Pour préparer ce type de difficulté, il est utile d’identifier l’interlocuteur chargé de clarifier la priorité. La demande peut rester factuelle : « J’ai reçu ces deux indications. Elles conduisent à des actions différentes. Qui peut confirmer ce que nous appliquons aujourd’hui ? »

Il faut ensuite distinguer les rôles concernés. Une question d’organisation quotidienne peut relever de la coordination ; une modification plus large peut demander une décision de direction ou de gouvernance. Leur répartition dépend de l’association et des responsabilités confiées. Si une personne intervient à plusieurs titres, préciser dans quel rôle elle donne une consigne aide à comprendre sa portée.

La clarification doit parvenir aux personnes qui appliqueront la décision. Une réponse donnée oralement au groupe présent le mardi ne suffit pas aux intervenants du jeudi. Il faut convenir d’un emplacement accessible pour l’information à jour et de la personne chargée de la transmettre.
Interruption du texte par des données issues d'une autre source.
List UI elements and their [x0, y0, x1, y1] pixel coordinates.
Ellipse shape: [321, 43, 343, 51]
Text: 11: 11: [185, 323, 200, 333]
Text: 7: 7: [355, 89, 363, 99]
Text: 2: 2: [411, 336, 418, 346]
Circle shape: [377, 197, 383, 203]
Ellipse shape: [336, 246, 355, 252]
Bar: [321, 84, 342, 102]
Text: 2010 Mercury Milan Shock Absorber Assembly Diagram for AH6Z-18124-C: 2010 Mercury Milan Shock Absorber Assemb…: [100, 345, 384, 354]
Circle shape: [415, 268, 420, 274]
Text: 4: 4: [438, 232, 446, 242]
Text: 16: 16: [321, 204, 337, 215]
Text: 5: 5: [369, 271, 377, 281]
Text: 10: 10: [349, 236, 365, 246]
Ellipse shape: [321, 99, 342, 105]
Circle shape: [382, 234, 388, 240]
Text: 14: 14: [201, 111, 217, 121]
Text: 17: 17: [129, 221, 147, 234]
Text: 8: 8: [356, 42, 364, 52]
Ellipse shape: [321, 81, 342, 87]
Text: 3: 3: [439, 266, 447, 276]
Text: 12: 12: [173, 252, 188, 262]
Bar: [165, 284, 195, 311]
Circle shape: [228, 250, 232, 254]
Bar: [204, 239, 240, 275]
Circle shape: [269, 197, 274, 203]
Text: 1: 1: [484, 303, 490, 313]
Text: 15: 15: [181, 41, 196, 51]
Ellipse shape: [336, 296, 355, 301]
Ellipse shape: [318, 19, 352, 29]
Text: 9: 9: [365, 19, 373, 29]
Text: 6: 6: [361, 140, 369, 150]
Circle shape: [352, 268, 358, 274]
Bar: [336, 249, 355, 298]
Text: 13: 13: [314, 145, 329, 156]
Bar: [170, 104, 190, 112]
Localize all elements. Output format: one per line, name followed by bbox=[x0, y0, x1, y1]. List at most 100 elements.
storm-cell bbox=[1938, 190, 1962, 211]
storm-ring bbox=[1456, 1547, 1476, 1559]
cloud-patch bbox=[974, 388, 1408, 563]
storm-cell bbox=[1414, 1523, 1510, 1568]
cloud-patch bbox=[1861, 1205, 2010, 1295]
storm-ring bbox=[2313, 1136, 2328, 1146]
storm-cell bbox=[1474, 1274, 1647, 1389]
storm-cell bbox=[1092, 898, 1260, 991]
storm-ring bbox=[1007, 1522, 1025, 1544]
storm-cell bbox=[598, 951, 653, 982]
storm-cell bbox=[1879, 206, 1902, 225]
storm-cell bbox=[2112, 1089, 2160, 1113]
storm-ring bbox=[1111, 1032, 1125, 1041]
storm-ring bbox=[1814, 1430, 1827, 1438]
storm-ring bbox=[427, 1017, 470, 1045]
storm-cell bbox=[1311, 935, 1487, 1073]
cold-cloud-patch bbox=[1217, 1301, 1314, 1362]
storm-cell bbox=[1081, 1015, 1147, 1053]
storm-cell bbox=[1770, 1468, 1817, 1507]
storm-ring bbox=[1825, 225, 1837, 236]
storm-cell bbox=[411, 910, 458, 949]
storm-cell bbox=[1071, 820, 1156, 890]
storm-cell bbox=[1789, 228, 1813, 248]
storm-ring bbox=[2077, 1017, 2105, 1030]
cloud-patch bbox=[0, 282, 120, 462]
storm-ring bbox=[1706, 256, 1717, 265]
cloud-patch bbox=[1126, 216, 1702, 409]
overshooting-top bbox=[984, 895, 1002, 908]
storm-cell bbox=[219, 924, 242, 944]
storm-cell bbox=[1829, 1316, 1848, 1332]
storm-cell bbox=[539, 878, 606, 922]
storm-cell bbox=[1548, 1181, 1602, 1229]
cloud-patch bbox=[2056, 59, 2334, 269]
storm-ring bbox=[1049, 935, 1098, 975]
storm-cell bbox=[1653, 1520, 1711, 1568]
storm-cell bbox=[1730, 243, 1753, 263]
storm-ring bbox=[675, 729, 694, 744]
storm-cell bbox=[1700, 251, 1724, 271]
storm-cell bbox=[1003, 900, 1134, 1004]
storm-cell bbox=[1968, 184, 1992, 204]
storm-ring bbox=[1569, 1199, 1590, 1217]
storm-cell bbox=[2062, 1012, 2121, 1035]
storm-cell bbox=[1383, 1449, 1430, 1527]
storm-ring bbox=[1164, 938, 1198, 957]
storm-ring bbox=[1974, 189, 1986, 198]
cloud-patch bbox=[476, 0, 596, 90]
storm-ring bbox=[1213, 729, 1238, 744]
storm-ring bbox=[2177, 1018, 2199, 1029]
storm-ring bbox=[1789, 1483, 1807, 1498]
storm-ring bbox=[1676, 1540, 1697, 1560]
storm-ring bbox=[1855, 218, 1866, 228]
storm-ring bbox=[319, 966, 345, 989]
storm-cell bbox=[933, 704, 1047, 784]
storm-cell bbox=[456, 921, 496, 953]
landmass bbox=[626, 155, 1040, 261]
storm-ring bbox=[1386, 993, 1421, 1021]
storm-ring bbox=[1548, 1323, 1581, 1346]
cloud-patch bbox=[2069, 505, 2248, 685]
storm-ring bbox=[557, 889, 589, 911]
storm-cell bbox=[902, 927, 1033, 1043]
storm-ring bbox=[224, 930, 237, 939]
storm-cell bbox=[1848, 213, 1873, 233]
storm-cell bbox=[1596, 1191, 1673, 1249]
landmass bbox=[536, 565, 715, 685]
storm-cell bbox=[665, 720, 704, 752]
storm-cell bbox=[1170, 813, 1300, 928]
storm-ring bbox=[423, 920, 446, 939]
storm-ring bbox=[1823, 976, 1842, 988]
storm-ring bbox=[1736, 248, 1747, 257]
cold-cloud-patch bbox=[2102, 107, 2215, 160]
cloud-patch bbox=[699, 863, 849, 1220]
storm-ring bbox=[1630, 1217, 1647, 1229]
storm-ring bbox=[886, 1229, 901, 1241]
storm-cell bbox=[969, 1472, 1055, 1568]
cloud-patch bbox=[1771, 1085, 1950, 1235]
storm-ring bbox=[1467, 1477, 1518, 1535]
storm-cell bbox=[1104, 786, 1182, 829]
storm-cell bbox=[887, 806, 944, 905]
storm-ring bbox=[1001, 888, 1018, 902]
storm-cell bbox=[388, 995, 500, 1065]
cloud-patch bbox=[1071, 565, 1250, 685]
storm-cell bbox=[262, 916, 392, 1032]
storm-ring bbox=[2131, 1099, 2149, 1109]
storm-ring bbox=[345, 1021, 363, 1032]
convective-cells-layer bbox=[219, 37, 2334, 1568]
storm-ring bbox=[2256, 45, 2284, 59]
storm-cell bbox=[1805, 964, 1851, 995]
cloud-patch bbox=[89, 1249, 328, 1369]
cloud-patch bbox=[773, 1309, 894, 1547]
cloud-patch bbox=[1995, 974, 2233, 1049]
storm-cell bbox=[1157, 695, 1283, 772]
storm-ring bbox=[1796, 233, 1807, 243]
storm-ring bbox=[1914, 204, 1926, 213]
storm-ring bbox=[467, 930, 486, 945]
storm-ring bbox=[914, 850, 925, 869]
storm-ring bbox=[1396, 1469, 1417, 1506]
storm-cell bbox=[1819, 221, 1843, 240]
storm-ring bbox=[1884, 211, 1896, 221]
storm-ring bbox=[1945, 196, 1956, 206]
Les salariés et les bénévoles concernés doivent pouvoir connaître les consignes utiles à leur mission sans avoir à reconstituer les échanges auxquels ils n’ont pas participé.

5. Vérifier que les accords sont utilisables

Pour commencer, choisissez une seule activité et reprenez son organisation avec les personnes concernées. Chacun sait-il ce qu’il peut faire, qui contacter et où trouver l’information ? Le responsable désigné peut-il effectivement être joint ? Une personne présente une fois par mois dispose-t-elle des changements utiles à sa prochaine participation ?

Six questions pour préparer l’accord

  1. Quelle mission est convenue, avec quelles compétences et quels appuis ?
  2. Quelles décisions la personne peut-elle prendre, proposer ou faire valider ?
  3. Quelle disponibilité est convenue, et comment signaler un changement ?
  4. Quel interlocuteur peut répondre ou faire préciser une priorité ?
  5. Quelles informations doivent être accessibles pour exercer la mission ?
  6. Quand et avec qui reprendre l’accord s’il devient difficile à tenir ?

Les réponses peuvent tenir dans une courte note sur l’activité. L’article consacré à la charte d’équipe donne des repères pour formuler et revoir des engagements réciproques. Pour la coopération entre salariés et bénévoles, portez une attention particulière aux transmissions entre des temps de présence différents et aux appuis nécessaires pour tenir les engagements.

La Plateforme francophone du Volontariat propose également un outil collectif sur cette collaboration, issu d’une rencontre du réseau VolontariAS. Il aborde notamment les rôles, les référents, les échanges et l’adaptation aux disponibilités.

À l’issue de la discussion, retenez un point précis à corriger : une décision à attribuer, un contact à confirmer ou une information à rendre accessible. Convenez de la personne qui s’en charge et du moment où vous vérifierez ensemble si cet accord est utilisable dans l’activité.